J.R. Segura recovered from his injuries and returned to duty, completing his rotation in the war-torn country, his father said.

“He was a little shaken up but his spirits were good. He saw a lot of scary stuff he shouldn’t have seen,” Leroy Segura Sr. said.

An accomplished high school distance runner and solid student, J.R.

Segura followed in the footsteps of his father and uncles and joined the military, family members said.

“He had a choice but that’s what he wanted,” his father said.

His parents said they were surprised when he came home and told them he had joined the Army.

U.S. involvement in Afghanistan and Iraq had them concerned, his mother, Sandra Segura said. But they felt it was his decision to make.

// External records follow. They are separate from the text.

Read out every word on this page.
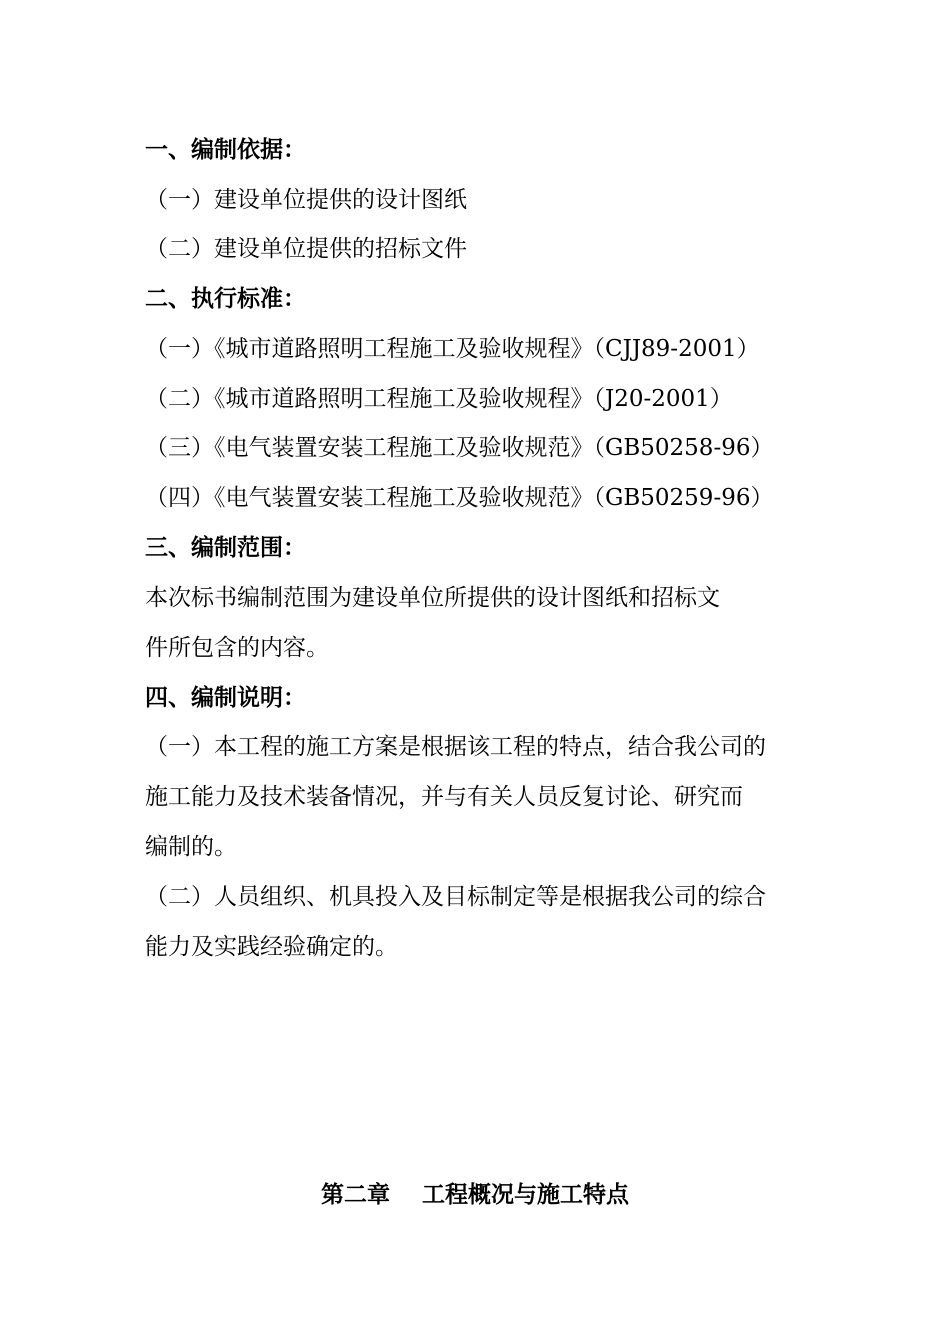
一、编制依据：
（一）建设单位提供的设计图纸
（二）建设单位提供的招标文件
二、执行标准：
（一）《城市道路照明工程施工及验收规程》（CJJ89-2001）
（二）《城市道路照明工程施工及验收规程》（J20-2001）
（三）《电气装置安装工程施工及验收规范》（GB50258-96）
（四）《电气装置安装工程施工及验收规范》（GB50259-96）
三、编制范围：
本次标书编制范围为建设单位所提供的设计图纸和招标文
件所包含的内容。
四、编制说明：
（一）本工程的施工方案是根据该工程的特点，结合我公司的
施工能力及技术装备情况，并与有关人员反复讨论、研究而
编制的。
（二）人员组织、机具投入及目标制定等是根据我公司的综合
能力及实践经验确定的。
第二章    工程概况与施工特点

“That’s what he wanted to do — something clicked, I guess he just wanted to make a difference,” the soldier’s father said. It was hard for them, but they supported him, he said.

“He would always say, ‘it’s not that bad over here Mom,” Sandra Segura said.

In less than four years, Segura made sergeant and was planning to make the Army his career.

“Everything was going so well for him, everything was just falling into place,” his father told. “He was focused on that E6, he was just about there.”

His parents went to see him at Fort Benning last month before his unit deployed.

“They were a good bunch of kids there. He got close to his new unit,” his father said. “They knew what they were going to be facing it together.”